CEA is a recessive inherited eye disorder which causes abnormal development of the choroid: a layer of tissue underneath the retina of the eye. As it affects the development of the choroid from the start, it can be detected very early on, however there is no treatment or cure for dogs affected with CEA. In mildly affected dogs, thinning of the choroid is the only visible abnormality and the dog will retain normal vision throughout its life. However a mildly affected dog can still produce severely affected offspring. In severely affected dogs (approx 25% of dogs affected with CEA), there are related problems with the eye that can result in partial or serious loss of vision, although it very rarely leads to total loss of vision.

The CEA/CH genetic test can determine the lifelong genetic status of a dog for this disease.
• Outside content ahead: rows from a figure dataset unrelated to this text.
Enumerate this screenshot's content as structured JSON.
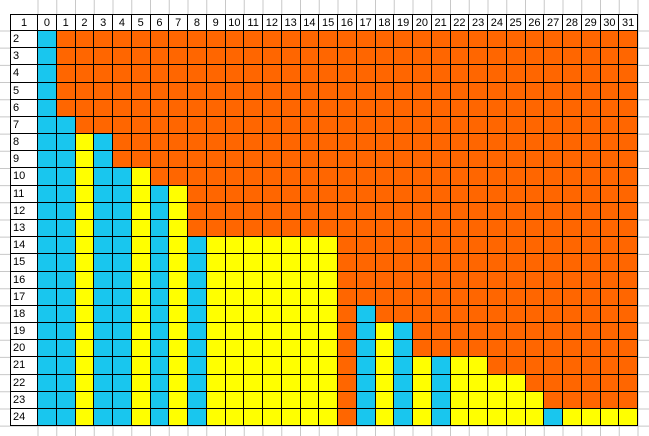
{
  "palette": {
    "O": "#FF6600",
    "B": "#19C6EE",
    "Y": "#FFFF00",
    "W": "#FFFFFF",
    "gridline": "#C8C8C8",
    "border": "#000000"
  },
  "legend_keys": {
    "O": "orange",
    "B": "blue",
    "Y": "yellow"
  },
  "corner_label": "1",
  "column_labels": [
    "0",
    "1",
    "2",
    "3",
    "4",
    "5",
    "6",
    "7",
    "8",
    "9",
    "10",
    "11",
    "12",
    "13",
    "14",
    "15",
    "16",
    "17",
    "18",
    "19",
    "20",
    "21",
    "22",
    "23",
    "24",
    "25",
    "26",
    "27",
    "28",
    "29",
    "30",
    "31"
  ],
  "row_labels": [
    "2",
    "3",
    "4",
    "5",
    "6",
    "7",
    "8",
    "9",
    "10",
    "11",
    "12",
    "13",
    "14",
    "15",
    "16",
    "17",
    "18",
    "19",
    "20",
    "21",
    "22",
    "23",
    "24"
  ],
  "cell_rows": [
    "BOOOOOOOOOOOOOOOOOOOOOOOOOOOOOOO",
    "BOOOOOOOOOOOOOOOOOOOOOOOOOOOOOOO",
    "BOOOOOOOOOOOOOOOOOOOOOOOOOOOOOOO",
    "BOOOOOOOOOOOOOOOOOOOOOOOOOOOOOOO",
    "BOOOOOOOOOOOOOOOOOOOOOOOOOOOOOOO",
    "BBOOOOOOOOOOOOOOOOOOOOOOOOOOOOOO",
    "BBYBOOOOOOOOOOOOOOOOOOOOOOOOOOOO",
    "BBYBOOOOOOOOOOOOOOOOOOOOOOOOOOOO",
    "BBYBBYOOOOOOOOOOOOOOOOOOOOOOOOOO",
    "BBYBBYBYOOOOOOOOOOOOOOOOOOOOOOOO",
    "BBYBBYBYOOOOOOOOOOOOOOOOOOOOOOOO",
    "BBYBBYBYOOOOOOOOOOOOOOOOOOOOOOOO",
    "BBYBBYBYBYYYYYYYOOOOOOOOOOOOOOOO",
    "BBYBBYBYBYYYYYYYOOOOOOOOOOOOOOOO",
    "BBYBBYBYBYYYYYYYOOOOOOOOOOOOOOOO",
    "BBYBBYBYBYYYYYYYOOOOOOOOOOOOOOOO",
    "BBYBBYBYBYYYYYYYOBOOOOOOOOOOOOOO",
    "BBYBBYBYBYYYYYYYOBYBOOOOOOOOOOOO",
    "BBYBBYBYBYYYYYYYOBYBOOOOOOOOOOOO",
    "BBYBBYBYBYYYYYYYOBYBYBYYOOOOOOOO",
    "BBYBBYBYBYYYYYYYOBYBYBYYYYOOOOOO",
    "BBYBBYBYBYYYYYYYOBYBYBYYYYYOOOOO",
    "BBYBBYBYBYYYYYYYOBYBYBYYYYYBYYYY"
  ]
}
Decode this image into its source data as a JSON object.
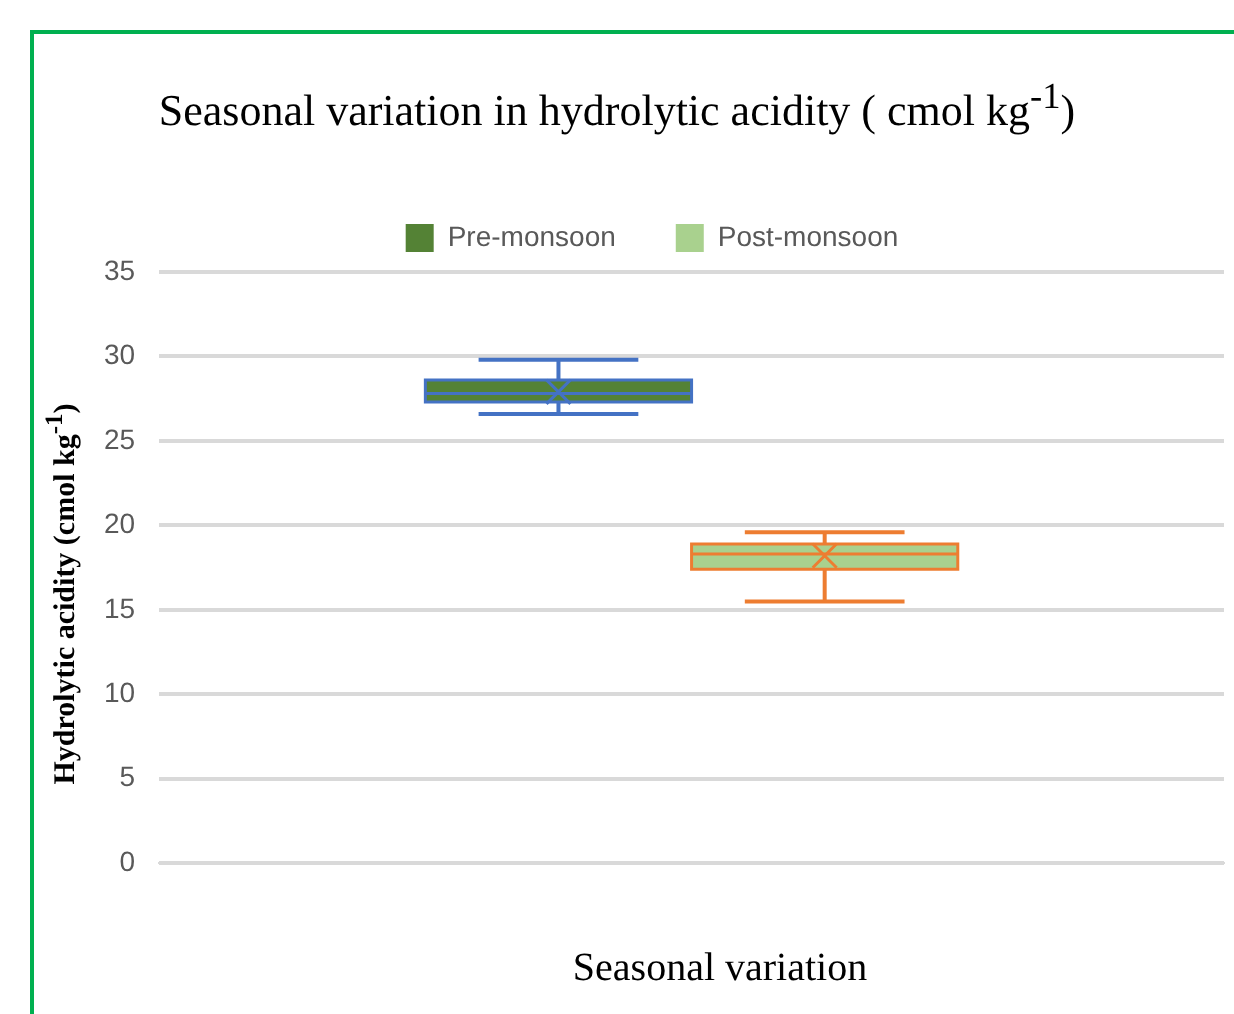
{
  "chart_data": {
    "type": "box",
    "title": "Seasonal variation in hydrolytic acidity ( cmol kg$^{-1}$)",
    "xlabel": "Seasonal variation",
    "ylabel": "Hydrolytic acidity (cmol kg$^{-1}$)",
    "categories": [
      null
    ],
    "series": [
      {
        "name": "Pre-monsoon",
        "color": "#548235",
        "boxes": [
          {
            "low": 26.6,
            "q1": 27.3,
            "median": 27.8,
            "q3": 28.6,
            "high": 29.8,
            "mean": 27.9
          }
        ]
      },
      {
        "name": "Post-monsoon",
        "color": "#a9d18e",
        "boxes": [
          {
            "low": 15.5,
            "q1": 17.4,
            "median": 18.3,
            "q3": 18.9,
            "high": 19.6,
            "mean": 18.2
          }
        ]
      }
    ],
    "ylim": [
      0,
      35
    ],
    "yticks": [
      0,
      5,
      10,
      15,
      20,
      25,
      30,
      35
    ],
    "grid": "y",
    "legend": "top",
    "tick_labels": "y"
  }
}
In conjunction with the genetic test, an eye exam by a veterinary ophthalmologist is recommended before 8 - 9 weeks of age, this will determine the severity of affected dogs.

Luxating Patella

Patellar luxation is a common condition, moreso in smaller dogs (although larger dogs can also be affected). The age at which clinical symptoms are visible is variable, most tend to show signs as puppies or young adults however onset in mature dogs is also common. A characteristic 'skipping' lameness is often seen; where a dog will seem to limp for a few steps before returning to a normal gait. It is primarily of genetic cause and can be diagnosed by physical evaluation or through diagnostic imaging.

There are both surgical and non-surgical treatments for patellar luxation. Non-surgical treatment involves physiotherapy, careful weight-management, hydrotherapy, exercise management and anti-inflammatory medication. Surgical treatments for dogs with intermittent and permanent lameness as a result of the patellar luxation and there are many surgical techniques, all of which are aimed at restoring normal alignment - this can involve the reshaping of bones and reconstruction of surrounding soft tissues.